On 8 Feb 2012 at 16:36, Eric Smith wrote:
It is true that you can't run mixed SWEET16 and
6502 code on such a
setup, unless you simulate the 6502 also, but that's beside the point.
SWEET16 code is NOT native 6502 code, even though it usually is run
on an interpreter on a 6502.
That's precisely the point--the program starts out in 6502 native
mode. It calls (via JSR) a subroutine (SWEET16) that goes through
the argument list (follows the JSR) until the end.

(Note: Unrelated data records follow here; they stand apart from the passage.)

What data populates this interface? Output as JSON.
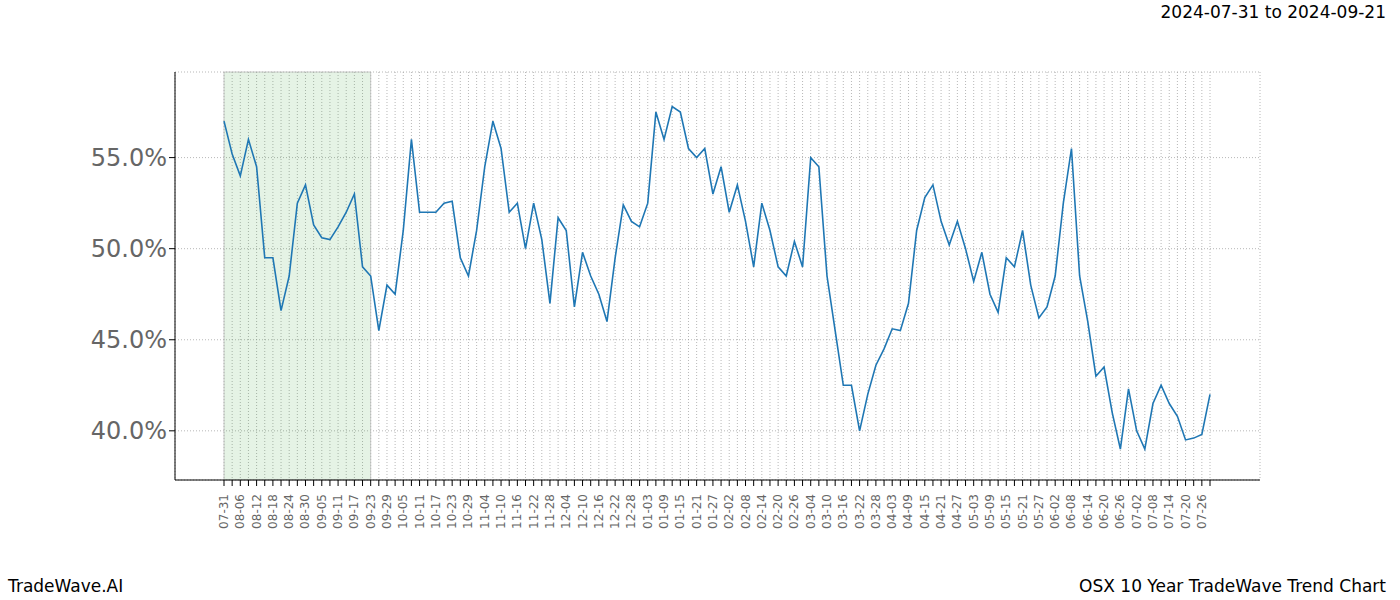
{
  "chart_data": {
    "type": "line",
    "title": "2024-07-31 to 2024-09-21",
    "footer_left": "TradeWave.AI",
    "footer_right": "OSX 10 Year TradeWave Trend Chart",
    "categories": [
      "07-31",
      null,
      "08-06",
      null,
      "08-12",
      null,
      "08-18",
      null,
      "08-24",
      null,
      "08-30",
      null,
      "09-05",
      null,
      "09-11",
      null,
      "09-17",
      null,
      "09-23",
      null,
      "09-29",
      null,
      "10-05",
      null,
      "10-11",
      null,
      "10-17",
      null,
      "10-23",
      null,
      "10-29",
      null,
      "11-04",
      null,
      "11-10",
      null,
      "11-16",
      null,
      "11-22",
      null,
      "11-28",
      null,
      "12-04",
      null,
      "12-10",
      null,
      "12-16",
      null,
      "12-22",
      null,
      "12-28",
      null,
      "01-03",
      null,
      "01-09",
      null,
      "01-15",
      null,
      "01-21",
      null,
      "01-27",
      null,
      "02-02",
      null,
      "02-08",
      null,
      "02-14",
      null,
      "02-20",
      null,
      "02-26",
      null,
      "03-04",
      null,
      "03-10",
      null,
      "03-16",
      null,
      "03-22",
      null,
      "03-28",
      null,
      "04-03",
      null,
      "04-09",
      null,
      "04-15",
      null,
      "04-21",
      null,
      "04-27",
      null,
      "05-03",
      null,
      "05-09",
      null,
      "05-15",
      null,
      "05-21",
      null,
      "05-27",
      null,
      "06-02",
      null,
      "06-08",
      null,
      "06-14",
      null,
      "06-20",
      null,
      "06-26",
      null,
      "07-02",
      null,
      "07-08",
      null,
      "07-14",
      null,
      "07-20",
      null,
      "07-26",
      null
    ],
    "values": [
      57.0,
      55.2,
      54.0,
      56.0,
      54.5,
      49.5,
      49.5,
      46.6,
      48.5,
      52.5,
      53.5,
      51.3,
      50.6,
      50.5,
      51.2,
      52.0,
      53.0,
      49.0,
      48.5,
      45.5,
      48.0,
      47.5,
      51.0,
      56.0,
      52.0,
      52.0,
      52.0,
      52.5,
      52.6,
      49.5,
      48.5,
      51.0,
      54.5,
      57.0,
      55.5,
      52.0,
      52.5,
      50.0,
      52.5,
      50.5,
      47.0,
      51.7,
      51.0,
      46.8,
      49.8,
      48.5,
      47.5,
      46.0,
      49.5,
      52.4,
      51.5,
      51.2,
      52.5,
      57.5,
      56.0,
      57.8,
      57.5,
      55.5,
      55.0,
      55.5,
      53.0,
      54.5,
      52.0,
      53.5,
      51.5,
      49.0,
      52.5,
      51.0,
      49.0,
      48.5,
      50.4,
      49.0,
      55.0,
      54.5,
      48.5,
      45.5,
      42.5,
      42.5,
      40.0,
      42.0,
      43.6,
      44.5,
      45.6,
      45.5,
      47.0,
      51.0,
      52.8,
      53.5,
      51.5,
      50.2,
      51.5,
      50.0,
      48.2,
      49.8,
      47.5,
      46.5,
      49.5,
      49.0,
      51.0,
      48.0,
      46.2,
      46.8,
      48.5,
      52.5,
      55.5,
      48.5,
      46.0,
      43.0,
      43.5,
      41.0,
      39.0,
      42.3,
      40.0,
      39.0,
      41.5,
      42.5,
      41.5,
      40.8,
      39.5,
      39.6,
      39.8,
      42.0
    ],
    "color": "#1f77b4",
    "ylim": [
      37.3,
      59.7
    ],
    "yticks": [
      {
        "value": 40,
        "label": "40.0%"
      },
      {
        "value": 45,
        "label": "45.0%"
      },
      {
        "value": 50,
        "label": "50.0%"
      },
      {
        "value": 55,
        "label": "55.0%"
      }
    ],
    "highlight": {
      "from": "07-31",
      "to": "09-23"
    },
    "grid": true
  }
}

If that's not native code, then neither is a printf(), which is
invoked via a native-mode CALL instruction, which then interprets the
string passed as an argument.
I suppose you could argue that printf() is executing printf
instructions and not native code, but that seems to be stretching the
point.
I can similarly run a sequence similar to the following (and I have):
CALL DoSomething
integer operation-one
address operand-one
address operand-two
integer operation-two
address operand-one
address operand-two
address operand-three
0
But let's get back to my original proposal. Suppose I want to
implement an indirect fetch-and-postincrement operation corresponding
to C *p++.
I could write (in 8080 pseudocode):
RST 5
db increment-and-fetch code
dw address of pointer
and write a servicer for RST 5 that would execute a short subroutine
that would fetch the pointer, load and return the byte it points to
and then increment and store the pointer. If fetch-and-increment-
pointer is a common operation, I can potentially save a large amount
of code.
It's not emulation.
That you need to use emulation to execute a 6502 program on a
different platform should be the clue.